La sentenza è del 5 ottobre, poche ore prima che i killer di camorra uccidessero davanti alla compagna incinta Carmine D'Onofrio, probabilmente ammazzato soltanto perché figlio illegittimo di un boss dei De Luca Bossa. Salvatore De Micco e Gennaro Volpicelli sono due nomi ben noti agli inquirenti: il primo è il fratello di Marco De Micco, il "Bodo", scarcerato a marzo e considerato il regista della strategia del terrore a Ponticelli nella faida che vede contrapposto il suo clan con i De Luca Bossa; a lui sarebbe stato diretto, come intimidazione, l'ordigno esploso la settimana scorsa in via Piscettaro.

L'altro è il nipote di Mario Volpicelli, il commesso di 53 anni ucciso nel 2016, probabilmente in una vendetta trasversale: estraneo alla camorra, avrebbe pagato con la vita la parentela con Ciro Sarno detto ‘o Sindaco (ne aveva sposato la sorella) nell'ambito della vendetta contro i pentiti dei Sarno quando divennero definitive le condanne per la strage del bar Sayonara del 1989.

L'omicidio che ha scatenato la faida di Ponticelli

Salvatore De Micco e Gennaro Volpicelli erano imputati per un duplice omicidio avvenuto nel 2013 nel rione Conocal di Ponticelli.

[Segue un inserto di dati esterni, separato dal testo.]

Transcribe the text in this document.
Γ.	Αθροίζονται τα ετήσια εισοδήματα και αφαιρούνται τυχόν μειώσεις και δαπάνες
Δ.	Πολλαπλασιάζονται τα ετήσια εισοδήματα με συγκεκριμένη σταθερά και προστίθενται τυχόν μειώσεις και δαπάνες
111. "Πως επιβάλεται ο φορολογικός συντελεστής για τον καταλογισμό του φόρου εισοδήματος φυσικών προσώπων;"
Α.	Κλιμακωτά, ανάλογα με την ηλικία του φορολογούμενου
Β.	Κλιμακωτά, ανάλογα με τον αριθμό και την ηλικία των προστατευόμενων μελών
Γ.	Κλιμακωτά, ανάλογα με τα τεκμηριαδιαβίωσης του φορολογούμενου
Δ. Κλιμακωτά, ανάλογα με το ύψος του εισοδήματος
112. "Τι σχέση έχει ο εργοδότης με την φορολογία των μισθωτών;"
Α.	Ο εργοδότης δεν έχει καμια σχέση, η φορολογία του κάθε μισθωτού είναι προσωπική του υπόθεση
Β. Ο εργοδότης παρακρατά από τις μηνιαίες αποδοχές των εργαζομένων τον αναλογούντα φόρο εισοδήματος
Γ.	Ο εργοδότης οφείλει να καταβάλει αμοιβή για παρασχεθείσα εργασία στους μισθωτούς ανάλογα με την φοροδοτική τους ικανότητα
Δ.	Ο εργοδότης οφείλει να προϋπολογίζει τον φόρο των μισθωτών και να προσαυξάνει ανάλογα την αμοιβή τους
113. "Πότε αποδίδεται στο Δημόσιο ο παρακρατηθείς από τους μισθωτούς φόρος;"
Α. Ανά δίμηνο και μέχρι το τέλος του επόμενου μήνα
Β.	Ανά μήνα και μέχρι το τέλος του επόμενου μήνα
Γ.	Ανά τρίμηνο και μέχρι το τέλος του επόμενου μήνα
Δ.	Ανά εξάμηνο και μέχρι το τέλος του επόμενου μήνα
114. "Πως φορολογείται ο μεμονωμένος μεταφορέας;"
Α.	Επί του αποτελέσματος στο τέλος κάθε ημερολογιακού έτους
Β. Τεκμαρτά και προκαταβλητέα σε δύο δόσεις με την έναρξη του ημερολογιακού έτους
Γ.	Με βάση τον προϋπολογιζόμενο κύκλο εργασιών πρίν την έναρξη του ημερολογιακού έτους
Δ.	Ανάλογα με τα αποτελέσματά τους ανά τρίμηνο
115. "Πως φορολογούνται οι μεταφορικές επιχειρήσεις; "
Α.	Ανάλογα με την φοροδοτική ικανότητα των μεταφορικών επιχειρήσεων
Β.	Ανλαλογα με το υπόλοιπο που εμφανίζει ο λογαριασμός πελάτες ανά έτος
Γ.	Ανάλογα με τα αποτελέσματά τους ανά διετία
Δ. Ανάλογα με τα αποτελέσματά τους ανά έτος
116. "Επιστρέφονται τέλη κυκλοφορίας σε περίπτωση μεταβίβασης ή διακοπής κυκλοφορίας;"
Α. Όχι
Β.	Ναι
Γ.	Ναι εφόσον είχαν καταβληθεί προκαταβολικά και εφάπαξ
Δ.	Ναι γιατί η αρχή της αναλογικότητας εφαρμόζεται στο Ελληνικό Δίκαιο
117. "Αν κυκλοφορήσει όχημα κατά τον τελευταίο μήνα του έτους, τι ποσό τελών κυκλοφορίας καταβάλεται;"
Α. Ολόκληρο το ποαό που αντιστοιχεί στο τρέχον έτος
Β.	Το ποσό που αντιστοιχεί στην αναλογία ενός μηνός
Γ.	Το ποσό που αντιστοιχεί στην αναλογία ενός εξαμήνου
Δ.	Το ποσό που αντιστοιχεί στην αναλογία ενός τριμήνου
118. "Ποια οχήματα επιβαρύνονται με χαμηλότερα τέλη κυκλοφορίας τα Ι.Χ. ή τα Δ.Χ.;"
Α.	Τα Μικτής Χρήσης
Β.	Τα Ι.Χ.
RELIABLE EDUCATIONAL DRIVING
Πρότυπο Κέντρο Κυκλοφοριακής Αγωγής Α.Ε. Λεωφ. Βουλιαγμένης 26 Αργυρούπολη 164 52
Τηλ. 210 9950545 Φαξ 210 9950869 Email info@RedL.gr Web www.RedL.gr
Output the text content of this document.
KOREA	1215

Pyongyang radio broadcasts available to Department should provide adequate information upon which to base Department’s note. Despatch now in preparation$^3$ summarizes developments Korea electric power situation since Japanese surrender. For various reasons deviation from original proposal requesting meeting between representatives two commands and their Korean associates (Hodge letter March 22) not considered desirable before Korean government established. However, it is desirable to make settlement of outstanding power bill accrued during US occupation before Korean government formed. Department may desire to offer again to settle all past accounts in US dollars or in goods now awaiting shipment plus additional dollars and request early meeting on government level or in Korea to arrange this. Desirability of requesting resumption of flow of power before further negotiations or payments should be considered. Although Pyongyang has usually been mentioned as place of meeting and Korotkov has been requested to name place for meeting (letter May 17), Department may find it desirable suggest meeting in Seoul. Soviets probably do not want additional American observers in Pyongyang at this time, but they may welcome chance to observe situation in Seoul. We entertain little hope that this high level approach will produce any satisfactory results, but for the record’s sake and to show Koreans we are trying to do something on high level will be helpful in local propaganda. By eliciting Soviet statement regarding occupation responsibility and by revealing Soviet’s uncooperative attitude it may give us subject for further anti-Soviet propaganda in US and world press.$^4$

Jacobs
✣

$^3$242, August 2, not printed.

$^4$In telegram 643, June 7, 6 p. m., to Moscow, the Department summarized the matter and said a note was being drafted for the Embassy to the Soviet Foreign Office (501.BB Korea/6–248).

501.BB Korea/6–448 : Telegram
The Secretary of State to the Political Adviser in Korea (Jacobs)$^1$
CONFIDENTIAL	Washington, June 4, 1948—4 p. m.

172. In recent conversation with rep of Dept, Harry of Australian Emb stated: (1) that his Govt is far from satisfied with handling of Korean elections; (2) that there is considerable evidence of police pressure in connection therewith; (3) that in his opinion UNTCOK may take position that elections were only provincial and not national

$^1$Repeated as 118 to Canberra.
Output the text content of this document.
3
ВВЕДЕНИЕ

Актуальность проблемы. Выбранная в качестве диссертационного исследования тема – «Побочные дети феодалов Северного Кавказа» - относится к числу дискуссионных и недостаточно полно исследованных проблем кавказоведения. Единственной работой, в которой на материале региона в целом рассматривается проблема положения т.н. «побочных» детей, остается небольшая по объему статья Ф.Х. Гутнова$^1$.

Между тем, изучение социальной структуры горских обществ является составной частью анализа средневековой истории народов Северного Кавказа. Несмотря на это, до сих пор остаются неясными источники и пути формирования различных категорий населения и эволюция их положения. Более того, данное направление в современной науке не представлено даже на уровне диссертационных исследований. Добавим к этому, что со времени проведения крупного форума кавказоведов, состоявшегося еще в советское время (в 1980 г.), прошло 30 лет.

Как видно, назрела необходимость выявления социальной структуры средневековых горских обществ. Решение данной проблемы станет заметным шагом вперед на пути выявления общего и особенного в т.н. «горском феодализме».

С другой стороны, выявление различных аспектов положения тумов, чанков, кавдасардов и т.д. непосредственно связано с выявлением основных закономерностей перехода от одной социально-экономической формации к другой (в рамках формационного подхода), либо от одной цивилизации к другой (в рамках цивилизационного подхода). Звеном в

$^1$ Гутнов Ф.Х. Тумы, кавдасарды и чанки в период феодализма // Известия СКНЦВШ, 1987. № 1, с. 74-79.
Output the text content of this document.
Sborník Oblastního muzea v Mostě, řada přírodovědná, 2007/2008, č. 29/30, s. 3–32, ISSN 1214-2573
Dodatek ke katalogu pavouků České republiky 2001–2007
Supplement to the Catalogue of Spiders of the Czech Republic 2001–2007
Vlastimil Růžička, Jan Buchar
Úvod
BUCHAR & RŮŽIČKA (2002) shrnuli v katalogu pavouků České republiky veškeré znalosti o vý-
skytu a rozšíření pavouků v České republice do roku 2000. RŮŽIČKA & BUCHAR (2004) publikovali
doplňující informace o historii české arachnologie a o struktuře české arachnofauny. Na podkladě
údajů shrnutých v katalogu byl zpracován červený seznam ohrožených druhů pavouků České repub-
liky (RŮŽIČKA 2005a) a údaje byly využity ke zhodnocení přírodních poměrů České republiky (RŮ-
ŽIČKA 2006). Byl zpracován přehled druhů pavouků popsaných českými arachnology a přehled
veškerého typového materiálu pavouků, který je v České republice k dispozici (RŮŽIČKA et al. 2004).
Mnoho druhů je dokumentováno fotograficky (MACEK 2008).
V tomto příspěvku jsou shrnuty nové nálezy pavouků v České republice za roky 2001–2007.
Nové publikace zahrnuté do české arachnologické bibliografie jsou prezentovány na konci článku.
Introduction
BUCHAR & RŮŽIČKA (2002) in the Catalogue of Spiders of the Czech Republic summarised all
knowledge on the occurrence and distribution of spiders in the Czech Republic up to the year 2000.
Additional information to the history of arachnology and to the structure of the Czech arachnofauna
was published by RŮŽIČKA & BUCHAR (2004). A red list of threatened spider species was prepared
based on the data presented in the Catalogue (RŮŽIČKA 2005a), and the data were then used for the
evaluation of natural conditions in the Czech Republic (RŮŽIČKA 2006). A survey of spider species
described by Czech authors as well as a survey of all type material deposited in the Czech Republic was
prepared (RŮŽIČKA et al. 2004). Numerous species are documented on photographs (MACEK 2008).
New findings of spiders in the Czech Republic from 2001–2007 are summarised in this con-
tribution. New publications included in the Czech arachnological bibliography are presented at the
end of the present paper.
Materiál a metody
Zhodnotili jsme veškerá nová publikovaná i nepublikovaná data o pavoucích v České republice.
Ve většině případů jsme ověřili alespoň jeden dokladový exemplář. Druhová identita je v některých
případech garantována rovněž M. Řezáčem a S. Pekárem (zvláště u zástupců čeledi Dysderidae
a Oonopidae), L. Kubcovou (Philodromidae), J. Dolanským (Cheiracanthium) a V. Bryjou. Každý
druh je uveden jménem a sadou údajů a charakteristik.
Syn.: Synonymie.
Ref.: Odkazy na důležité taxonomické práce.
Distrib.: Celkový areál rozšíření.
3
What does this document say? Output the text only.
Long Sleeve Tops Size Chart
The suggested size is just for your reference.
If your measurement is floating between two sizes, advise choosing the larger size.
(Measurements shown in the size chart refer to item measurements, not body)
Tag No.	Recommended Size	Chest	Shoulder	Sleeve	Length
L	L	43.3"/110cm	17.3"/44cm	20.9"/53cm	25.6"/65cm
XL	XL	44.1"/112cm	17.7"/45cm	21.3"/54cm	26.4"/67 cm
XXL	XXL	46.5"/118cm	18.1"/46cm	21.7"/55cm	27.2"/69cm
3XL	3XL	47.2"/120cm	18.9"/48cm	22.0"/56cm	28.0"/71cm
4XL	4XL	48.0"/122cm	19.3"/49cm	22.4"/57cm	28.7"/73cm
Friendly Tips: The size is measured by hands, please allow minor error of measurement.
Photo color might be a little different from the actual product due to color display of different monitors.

Vittime Gennaro Castaldi, considerato il reale obiettivo dell'agguato in quanto legato al clan D'Amico, e Antonio Minichini, ucciso verosimilmente solo perché all'arrivo dei killer era insieme all'amico; il secondo, considerato estraneo a dinamiche di camorra, era figlio del boss Ciro Minichini e di Anna De Luca Bossa, donna boss e sorella di Antonio De Luca Bossa, alias Tonino ‘o sicco, e fratellastro di Michele Minichini "Tiger".

Martedì, la sentenza di assoluzione che ha ribaltato quella del primo grado. Determinanti le incongruenze riscontrate nei racconti dei pentiti, che pur indicando i due come autori dell'agguato non hanno chiarito il momento in cui è stato deciso il raid. La cancellazione dei due ergastoli è arrivata in un momento fondamentale per il clan De Micco, quello della riorganizzazione sul territorio, insieme ai De Martino del rione Fiat, e dell'assalto contro i De Luca Bossa. Poche ore dopo, l'omicidio di Carmine D'Onofrio, legato, ma solo da vincoli di parentela, a Tonino ‘o Sicco.

Agguato a Ponticelli, Carmine D'Onofrio ucciso davanti alla fidanzata incinta

Qualche ora dopo la sentenza, intorno alle due del mattino della notte tra il 5 e il 6 ottobre, i killer entrano in azione in via Crisconio. L'obiettivo è Carmine D'Onofrio, incensurato di 23 anni. Lo aspettano davanti all'abitazione, lo osservano mentre fa scendere la fidanzata, incinta di otto mesi, e parcheggia la Fiat Panda nera rasente il muro, proprio accanto al portone di casa. Quando scende anche lui, gli spari. Sette colpi calibro 45.

Il ragazzo non è ritenuto inquadrato nei clan della zona ma è il figlio illegittimo di Giuseppe De Luca Bossa, fratello dell'ergastolano Antonio e nipote della madre di lui, Teresa De Luca Bossa, la prima donna condannata al 41 bis. Il padre non lo aveva mai riconosciuto, ma tutti a Ponticelli sapevano di questa parentela. Sull'agguato gli inquirenti stanno cercando di fare chiarezza, ma l'ipotesi che maggiormente tiene banco è quella di una vendetta trasversale. Il ragazzo sarebbe stato ucciso per mandare un messaggio al clan. E sarebbe stato scelto come obiettivo perché il più esposto: a differenza degli affiliati non credeva di poter finire nel mirino, tanto da andare in giro di notte con la compagna prossima al parto.